1 de marzo 2010 - 00:00

El Gobierno enfrenta su peor semana en el Congreso

Graciela Camaño avanza ya con proyectos en Diputados para regular el uso de reservas para el pago de deuda. Crece la presión por ampliar reparto del impuesto al cheque. Fernando Pino Solanas complica de nuevo al Gobierno.
Graciela Camaño avanza ya con proyectos en Diputados para regular el uso de reservas para el pago de deuda. Crece la presión por ampliar reparto del impuesto al cheque. Fernando Pino Solanas complica de nuevo al Gobierno.
Se abre hoy la semana más dura del Gobierno en el Congreso. Mañana, tanto Diputados como el Senado tendrán su reunión de la Comisión de Labor Parlamentaria para organizar las dos batallas que se verán en los recintos el miércoles. Ya no hay secretos: si Carlos Menem finalmente llega a Buenos Aires, como anunció el fin de semana, los radicales y peronistas disidentes tendrán el número para imponer el reparto de comisiones en el Senado y, ese mismo día, sancionar la derogación del decreto que creó el Fondo del Bicentenario.

A pesar de los esfuerzos de Miguel Pichetto por birlarle algún senador a la oposición en el recinto, el acuerdo que cerraron cediendo comisiones a cada grupo está demasiado equilibrado para los provinciales para que alguno de ellos saque los pies del plato.

Esa votación, de todas formas, tendrá sus matices. El miércoles la oposición intentará comenzar con la votación sobre comisiones, si tiene entonces garantizados los 37 votos. Y luego seguirá el debate por el DNU de las reservas.
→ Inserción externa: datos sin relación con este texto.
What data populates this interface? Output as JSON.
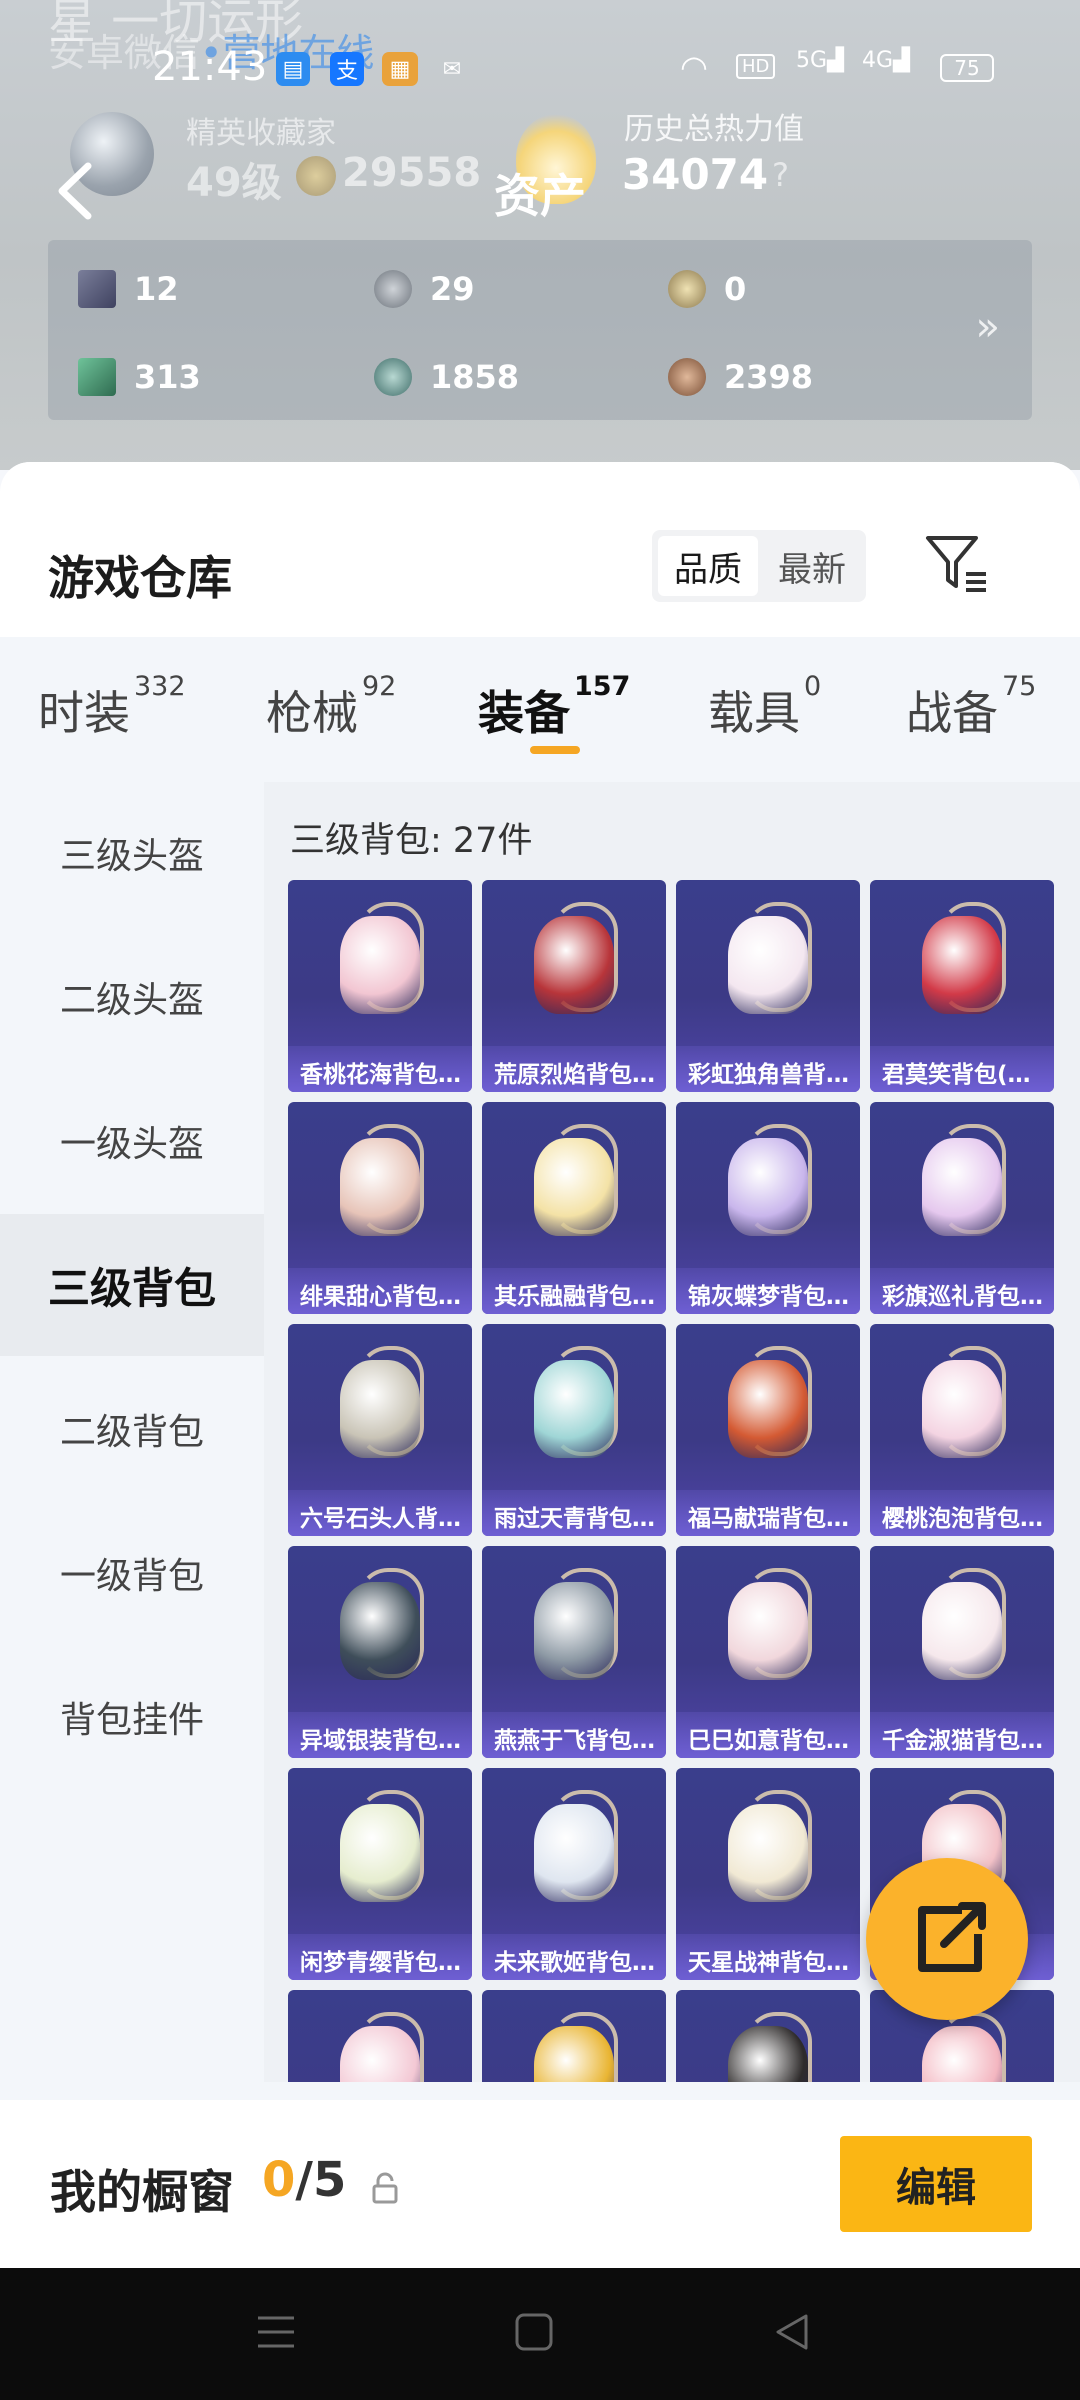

Pichetto y el Gobierno intentarán postergar esa discusión, más si Cristina de Kirchner abre hoy el juego de la negociación por una ley que ratifique el uso de esos fondos.

Pero aunque eso no sucediera, el pampeano Carlos Verna planteará, tras la derogación del DNU, el tratamiento de un proyecto de ley propio sobre el uso de reservas para el pago de deuda que incluye controles del Congreso y compensaciones que el Gobierno no acepta. El problema será que tanto el radicalismo como otros peronistas disidentes, como los puntanos Adolfo Rodríguez Saá y Liliana Negre de Alonso, exigirán que el tema sea minuciosamente debatido en comisiones.

Una movida similar comenzó en Diputados, donde el peronismo disidente también planteó la oferta de una ley que ya está escrita en el despacho de Graciela Camaño.

Ayer, Miguel Pichetto insistió en que su bloque no dará quórum el miércoles «si no hay un acuerdo racional» por el reparto de las comisiones. «No vamos bajar si no hay un acuerdo racional y no tienen los 37 votos. Si tienen los 37 votos que dijeron, vamos a bajar y vamos a aceptar el resultado de esa sesión, pero no los tienen», dijo. Sin disimular, anunció que apelará nuevamente a Menem para bajarle un voto a la oposición, en un intento de convencerlo apelando a su pasado de estadista. Casi una broma viniendo del kirchnerismo.

No es casual que sea el PJ rebelde el que plantee en ambas cámaras una salida a la crisis del decreto, mientras que el resto de la oposición se niega. Ayer, el radical Oscar Aguad desmintió que estuviera en negociaciones con Agustín Rossi para alumbrar por el ley el uso de las reservas para cancelar deuda para reemplazar el DNU que el Congreso le rechaza al Gobierno.

Negando una vez más el pacto entre la UCR y el Gobierno que se meneó durante todo el verano, Aguad confirmó: «No existe ninguna posibilidad de que nosotros vayamos a aprobar un intento del Gobierno para pagar la deuda».

Se complica más el oficialismo en Diputados, que este miércoles debería también debatir el Fondo del Bicentenario, más aún cuando Fernando Pino Solanas y los 11 diputados de centro izquierda ya comenzaron a cambiar de opinión aceptando bajar a debatir la vigencia del DNU del Bicentenario. Imposible en esas condiciones que Rossi consiga armar una mayoría estricta para frenar la derogación del decreto en Diputados.

Al mismo tiempo, otro proyecto avanza con la venia de gobernadores. El pampeano Verna también comenzó a cristalizar en un proyecto el reclamo de disidentes y opositores para modificar la distribución del impuesto al cheque. Acostumbrados a saber que en una negociación nunca puede haber un solo juguete para repartir, introducen ahora la idea de una ley para ampliar el reparto al 50% de la recaudación de ese tributo. Hay provincias hasta ahora aliadas, como Salta, que ya tienen listo un estudio sobre cómo distribuir, de acuerdo con el Índice de Necesidades Básicas Insatisfechas, $ 5.000 millones de ese impuesto para corregir distorsiones entre gobernaciones ricas y pobres.